Em um comunicado de imprensa na manhã da quinta (18), a UNMISS disse que a violência envolvendo o uso de armas de pequeno porte e outros artefatos eclodiu no final da noite do dia 17 de fevereiro entre os jovens de ambas as comunidades, resultando em cinco mortes entre os deslocados internos e cerca de 30 pessoas feridas, de acordo com relatórios preliminares. A violência também continuou pela manhã desta quinta.
“A Missão apela a todas as comunidades que se abstenham de violência, restaurem a calma e resolvam as diferenças através do diálogo”, disse a UNMISS.
A Missão disse que a polícia da UNMISS encarregada de manter a ordem dentro dos locais de proteção imediatamente interveio com gás lacrimogêneo para dispersar a multidão. Vítimas foram levados para uma clínica internacional não governamental, localizada no próprio local.

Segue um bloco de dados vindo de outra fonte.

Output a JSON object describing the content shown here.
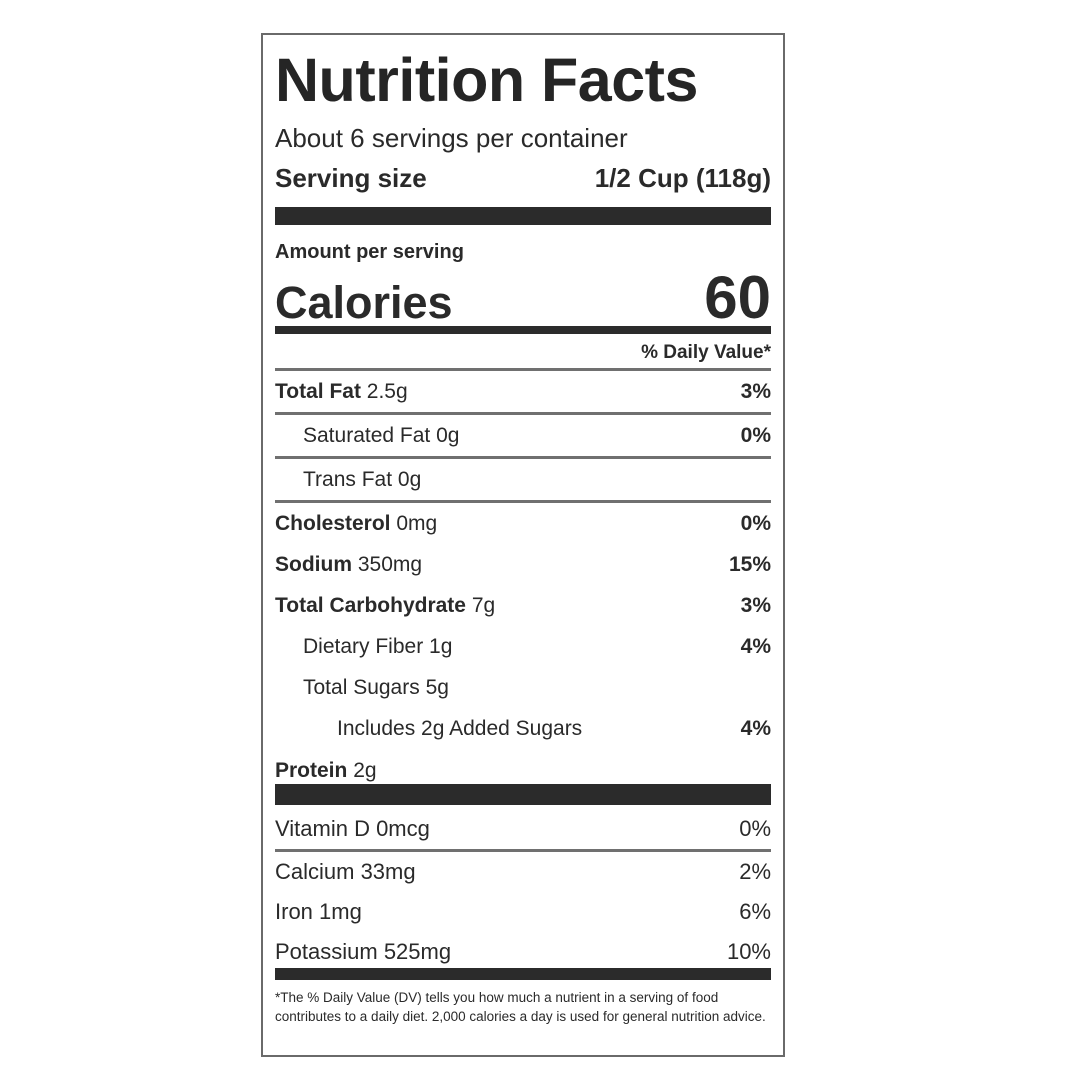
{
  "title": "Nutrition Facts",
  "servings_per_container": "About 6 servings per container",
  "serving_size": {
    "label": "Serving size",
    "value": "1/2 Cup (118g)"
  },
  "amount_per_serving": "Amount per serving",
  "calories": {
    "label": "Calories",
    "value": "60"
  },
  "daily_value_header": "% Daily Value*",
  "nutrients": [
    {
      "name": "Total Fat",
      "amount": "2.5g",
      "dv": "3%"
    },
    {
      "name": "Saturated Fat",
      "amount": "0g",
      "dv": "0%"
    },
    {
      "name": "Trans Fat",
      "amount": "0g",
      "dv": ""
    },
    {
      "name": "Cholesterol",
      "amount": "0mg",
      "dv": "0%"
    },
    {
      "name": "Sodium",
      "amount": "350mg",
      "dv": "15%"
    },
    {
      "name": "Total Carbohydrate",
      "amount": "7g",
      "dv": "3%"
    },
    {
      "name": "Dietary Fiber",
      "amount": "1g",
      "dv": "4%"
    },
    {
      "name": "Total Sugars",
      "amount": "5g",
      "dv": ""
    },
    {
      "name": "Includes 2g Added Sugars",
      "amount": "",
      "dv": "4%"
    },
    {
      "name": "Protein",
      "amount": "2g",
      "dv": ""
    }
  ],
  "vitamins": [
    {
      "text": "Vitamin D 0mcg",
      "dv": "0%"
    },
    {
      "text": "Calcium 33mg",
      "dv": "2%"
    },
    {
      "text": "Iron 1mg",
      "dv": "6%"
    },
    {
      "text": "Potassium 525mg",
      "dv": "10%"
    }
  ],
  "footnote": "*The % Daily Value (DV) tells you how much a nutrient in a serving of food contributes to a daily diet. 2,000 calories a day is used for general nutrition advice."
}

As tropas da ONU aumentaram o perímetro de patrulhamento para garantir a segurança nas imediações do local, disse a UNMISS. A Missão também está dialogando com as autoridades locais em Malakal de acalmar a situação.
Destacando que tal ataque contra civis e instalações da ONU pode constituir um crime de guerra, a UNMISS também lembrou a todas as partes envolvidas, incluindo as forças de segurança, sobre o “carácter civil do complexo, e a inviolabilidade de bens e dos funcionários da ONU, bem como a dos civis protegidos dentro do complexo da ONU”.
A UNMISS protege atualmente quase 48 mil civis em Malakal, enquanto que 198 mil civis estão protegidos em seis bases da UNMISS em todo o Sudão do Sul, no total.